Afinal, o défice de 2011 em vez de ter um desvio colossal para cima vai ter um desvio colossal para baixo. Quem o revelou foi o próprio primeiro-ministro, numa das suas numerosas entrevistas dos últimos dias.

Segundo ele, em vez dos 5,9% exigidos pela troika, Portugal deverá ter, no final do ano, um défice não superior a 4,5%. Provavelmente, menos até do que isso.

A razão principal é conhecida: o Governo acordou com a banca a transferência para o Estado de fundos de pensões, com os correspondentes encargos futuros para a segurança social. Esta operação significa, no imediato, uma entrada nas contas de cerca de 6 mil milhões de euros, a título de receitas extraordinárias: um valor muitíssimo superior ao necessário para cumprir as metas orçamentais.

Porque é que o Governo negociou uma transferência tão superior ao necessário? A resposta parece estar nas contrapartidas anormais que o Governo terá acordado com os bancos e que diferenciam claramente esta operação de todas as outras do mesmo género feitas no passado. Sobre isto o Governo tem ainda muitas explicações para dar.

O que não tem explicação possível é a decisão absurda de cortar 50% no subsídio de Natal deste ano. É preciso recordar que o imposto "sobre o 13º mês" - também ele uma receita extraordinária - foi apresentado pelo primeiro-ministro como uma medida indispensável para cumprir as metas do défice e para a qual não havia alternativa.
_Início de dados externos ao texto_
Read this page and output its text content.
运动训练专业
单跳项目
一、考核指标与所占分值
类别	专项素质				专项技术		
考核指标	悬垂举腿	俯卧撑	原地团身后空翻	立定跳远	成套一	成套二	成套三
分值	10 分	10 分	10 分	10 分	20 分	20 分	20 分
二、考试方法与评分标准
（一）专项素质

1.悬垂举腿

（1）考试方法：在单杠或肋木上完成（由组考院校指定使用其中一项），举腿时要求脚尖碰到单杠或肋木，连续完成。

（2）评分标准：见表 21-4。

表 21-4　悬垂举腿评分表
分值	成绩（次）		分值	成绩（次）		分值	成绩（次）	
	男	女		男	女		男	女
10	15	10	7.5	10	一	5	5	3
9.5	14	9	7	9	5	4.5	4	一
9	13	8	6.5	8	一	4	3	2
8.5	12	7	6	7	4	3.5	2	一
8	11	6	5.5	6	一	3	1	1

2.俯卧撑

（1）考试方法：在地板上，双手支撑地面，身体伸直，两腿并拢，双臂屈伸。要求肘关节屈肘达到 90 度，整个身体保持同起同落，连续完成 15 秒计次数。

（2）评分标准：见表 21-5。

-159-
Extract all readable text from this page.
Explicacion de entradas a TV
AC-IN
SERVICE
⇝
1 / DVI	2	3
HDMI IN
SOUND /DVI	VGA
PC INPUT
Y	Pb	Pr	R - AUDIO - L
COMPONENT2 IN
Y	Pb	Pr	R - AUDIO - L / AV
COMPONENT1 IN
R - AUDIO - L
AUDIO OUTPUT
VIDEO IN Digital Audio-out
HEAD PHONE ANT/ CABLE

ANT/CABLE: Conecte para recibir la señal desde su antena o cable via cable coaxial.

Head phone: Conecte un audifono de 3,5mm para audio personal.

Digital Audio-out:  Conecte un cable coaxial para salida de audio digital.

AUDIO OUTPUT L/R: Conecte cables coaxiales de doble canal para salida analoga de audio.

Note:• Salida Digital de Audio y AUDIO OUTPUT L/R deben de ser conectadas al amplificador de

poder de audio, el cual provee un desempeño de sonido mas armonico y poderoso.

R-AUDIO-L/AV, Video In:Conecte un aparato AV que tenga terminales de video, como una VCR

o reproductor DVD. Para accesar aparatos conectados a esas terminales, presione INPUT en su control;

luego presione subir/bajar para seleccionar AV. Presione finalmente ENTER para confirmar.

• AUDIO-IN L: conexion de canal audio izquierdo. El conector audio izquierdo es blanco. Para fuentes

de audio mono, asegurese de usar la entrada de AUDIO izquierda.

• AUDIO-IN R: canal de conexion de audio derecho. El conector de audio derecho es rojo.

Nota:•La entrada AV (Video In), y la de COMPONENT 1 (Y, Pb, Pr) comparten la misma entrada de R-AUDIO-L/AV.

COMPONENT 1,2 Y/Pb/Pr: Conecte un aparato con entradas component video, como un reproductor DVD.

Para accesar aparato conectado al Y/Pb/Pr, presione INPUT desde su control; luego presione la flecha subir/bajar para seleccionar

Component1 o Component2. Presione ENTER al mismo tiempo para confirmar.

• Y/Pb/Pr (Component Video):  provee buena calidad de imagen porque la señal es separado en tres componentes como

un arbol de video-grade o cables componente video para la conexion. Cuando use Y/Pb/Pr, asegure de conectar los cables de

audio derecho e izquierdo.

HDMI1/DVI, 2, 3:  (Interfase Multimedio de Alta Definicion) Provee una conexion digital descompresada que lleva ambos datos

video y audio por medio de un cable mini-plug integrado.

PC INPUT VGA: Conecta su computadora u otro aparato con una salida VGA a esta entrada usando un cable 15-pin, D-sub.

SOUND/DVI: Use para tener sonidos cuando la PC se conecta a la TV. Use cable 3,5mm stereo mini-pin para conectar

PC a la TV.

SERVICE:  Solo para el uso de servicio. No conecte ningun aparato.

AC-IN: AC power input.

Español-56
Está provado que isso não era verdade: bastaria a transferência dos fundos de pensões para cumprir e até ultrapassar a meta do défice!

Sendo desnecessária, a decisão de cortar no 13º mês é mais do que uma decisão absurda: é um monumento impensável ao absurdo político, porque impõe aos portugueses sacrifícios adicionais completamente dispensáveis e porque agrava perigosamente a recessão, num contexto que já é de abrandamento acentuado da economia internacional.

A pergunta que se impõe é esta: se o Governo tinha ao seu dispor a possibilidade de recorrer a este exagero de receitas extraordinárias para cumprir o défice, por que carga de água foi tirar aos trabalhadores e aos pensionistas parte do rendimento que tanto lhes custou a ganhar, prejudicando ainda mais a economia? É claro, não seria fácil ao primeiro-ministro responder com a verdade: "Sou novo nisto, precipitei-me.

Desculpem lá qualquer coisinha". Em vez disso, o primeiro-ministro preferiu tirar da cartola uma explicação criativa, que até aqui se tinha esquecido de dar: afinal, a troika - essa malvada - é que só deixou recorrer aos fundos de pensões da banca na condição de haver também um imposto extraordinário sobre o subsídio de Natal!

Sucede que esta história, novinha em folha, não bate certo. A verdade é que o primeiro-ministro anunciou o corte no 13º mês logo no dia em que apresentou no Parlamento o Programa do Governo, a 30 de Junho. Nessa altura, garantiu até que tinha tomado a decisão de véspera, depois de conhecer os números do INE do 1º trimestre. E não fez nenhuma referência a ter consultado de urgência a troika, nem sobre essa medida, nem sobre quaisquer alternativas. O que disse foi outra coisa: "Tomamos hoje essa medida para que o País não seja sujeito, como foi em anos anteriores, à necessidade de chegar ao fim do ano adoptando medidas extraordinárias (...), e é isso que não acontecerá este ano". Ou seja: o corte no 13º mês não foi uma contrapartida para o recurso aos fundos de pensões, foi, isso sim, a escolha de um Governo que em Junho nem sequer queria recorrer aos fundos de pensões (medida que só foi decidida no final de Agosto, no Documento de Estratégia Orçamental). Por aqui se vê que as duas medidas nunca andaram ligadas. A ligação foi arranjada agora à pressa, para tentar justificar uma decisão precipitada e que se revelou manifestamente absurda. Porque o facto é este: não havia necessidade.